Antimicrobial Activity
CONTEPO has been shown to be active against most isolates of the following microorganisms, both in vitro and in clinical infections [see Indications and Usage (1.1)].
Aerobic bacteria
Gram-negative bacteria
Escherichia coli
Klebsiella pneumoniae
The following in vitro data are available, but their clinical significance is unknown. At least 90 percent of the following bacteria exhibit an in vitro minimum inhibitory concentration (MIC) less than or equal to the susceptible breakpoint for CONTEPO against isolates of similar genus or organism group. However, the efficacy of CONTEPO in treating clinical infections caused by these bacteria has not been established in adequate and well-controlled clinical trials.
Aerobic bacteria
Gram-negative bacteria Citrobacter koseri
Enterobacter aerogenes
Klebsiella oxytoca
Proteus mirabilis
Serratia marcescens
Susceptibility Testing
For specific information regarding susceptibility test interpretive criteria, and associated test methods and quality control standards recognized by FDA for this drug, please see: https://www.fda.gov/STIC.
Patient Information for Contepo
Electrolyte Abnormalities
Advise patients that a low sodium diet is recommended during CONTEPO treatment because the high sodium load (each vial of CONTEPO contains 1,980 mg sodium) may cause changes in electrolytes or increased edema [see Warnings and Precautions (5.1)]. Blood tests to monitor electrolytes will be required. If peripheral edema develops, tell the patient to contact their health care provider.

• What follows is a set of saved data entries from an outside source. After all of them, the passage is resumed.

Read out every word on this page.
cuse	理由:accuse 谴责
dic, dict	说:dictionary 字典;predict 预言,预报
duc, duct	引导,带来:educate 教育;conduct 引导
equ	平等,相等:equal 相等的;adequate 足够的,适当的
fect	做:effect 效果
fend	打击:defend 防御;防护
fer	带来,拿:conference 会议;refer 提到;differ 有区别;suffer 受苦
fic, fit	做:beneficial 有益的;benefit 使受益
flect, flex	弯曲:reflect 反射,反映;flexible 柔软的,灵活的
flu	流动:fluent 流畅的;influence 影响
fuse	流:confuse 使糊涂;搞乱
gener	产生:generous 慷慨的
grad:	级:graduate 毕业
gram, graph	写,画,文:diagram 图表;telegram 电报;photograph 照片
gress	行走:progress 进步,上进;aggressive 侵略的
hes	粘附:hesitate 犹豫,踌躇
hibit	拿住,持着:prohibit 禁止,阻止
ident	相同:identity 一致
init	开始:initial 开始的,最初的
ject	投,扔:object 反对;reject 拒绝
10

Serious Allergic Reactions
Advise patients that allergic reactions, including serious allergic reactions, could occur and that serious reactions require immediate treatment. Ask patient about any previous hypersensitivity reactions to CONTEPO, fosfomycin or other allergens [see Warnings and Precautions (5.2)].

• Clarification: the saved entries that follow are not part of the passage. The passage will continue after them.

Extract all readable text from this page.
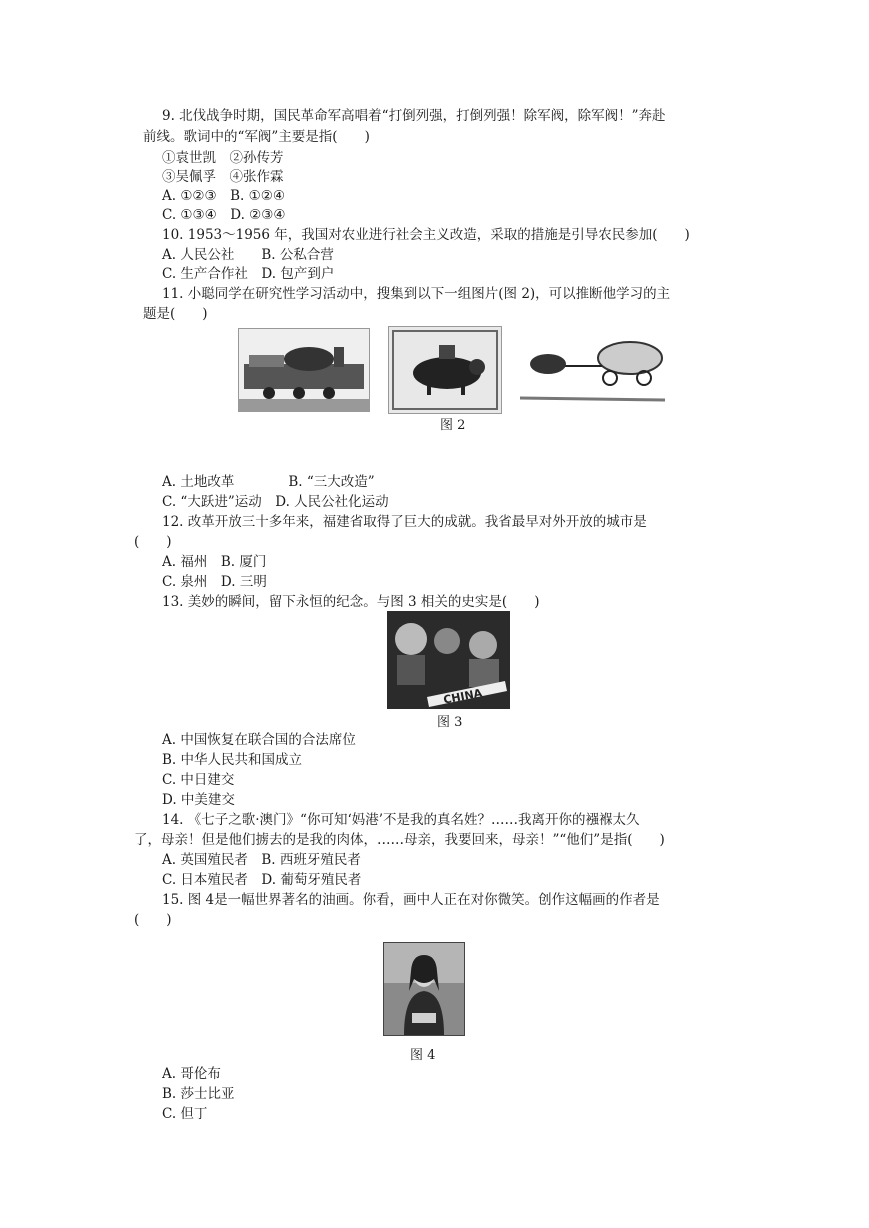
9. 北伐战争时期，国民革命军高唱着“打倒列强，打倒列强！除军阀，除军阀！”奔赴
前线。歌词中的“军阀”主要是指(　　)
①袁世凯　②孙传芳
③吴佩孚　④张作霖
A. ①②③　B. ①②④
C. ①③④　D. ②③④
10. 1953～1956 年，我国对农业进行社会主义改造，采取的措施是引导农民参加(　　)
A. 人民公社　　B. 公私合营
C. 生产合作社　D. 包产到户
11. 小聪同学在研究性学习活动中，搜集到以下一组图片(图 2)，可以推断他学习的主
题是(　　)
图 2
A. 土地改革　　　　B. “三大改造”
C. “大跃进”运动　D. 人民公社化运动
12. 改革开放三十多年来，福建省取得了巨大的成就。我省最早对外开放的城市是
(　　)
A. 福州　B. 厦门
C. 泉州　D. 三明
13. 美妙的瞬间，留下永恒的纪念。与图 3 相关的史实是(　　)
CHINA
图 3
A. 中国恢复在联合国的合法席位
B. 中华人民共和国成立
C. 中日建交
D. 中美建交
14. 《七子之歌·澳门》“你可知‘妈港’不是我的真名姓？……我离开你的襁褓太久
了，母亲！但是他们掳去的是我的肉体，……母亲，我要回来，母亲！”“他们”是指(　　)
A. 英国殖民者　B. 西班牙殖民者
C. 日本殖民者　D. 葡萄牙殖民者
15. 图 4是一幅世界著名的油画。你看，画中人正在对你微笑。创作这幅画的作者是
(　　)
图 4
A. 哥伦布
B. 莎士比亚
C. 但丁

Potentially Serious Diarrhea
Advise patients that diarrhea is a common problem caused by antibacterial drugs, including CONTEPO. Sometimes, frequent watery or bloody diarrhea may occur and may be a sign of a more serious intestinal infection. If severe watery or bloody diarrhea develops, tell patient to contact his or her healthcare provider [see Warnings and Precautions (5.6)].
Antibacterial Resistance
Patients should be counseled that antibacterial drugs including CONTEPO should only be used to treat bacterial infections. They do not treat viral infections (e.g. the common cold). When CONTEPO is prescribed to treat a bacterial infection, patients should be told that although it is common to feel better early in the course of therapy, the medication should be taken exactly as directed. Skipping doses or not completing the full course of therapy may (1) decrease the effectiveness of the immediate treatment and (2) increase the likelihood that bacteria will develop resistance and will not be treatable by CONTEPO or other antibacterial drugs in the future [see Warnings and Precautions (5.7)].
Lactation
Advise females not to breastfeed during treatment with CONTEPO and for 24 hours after the final dose [see Use in Specific Populations (8.2)].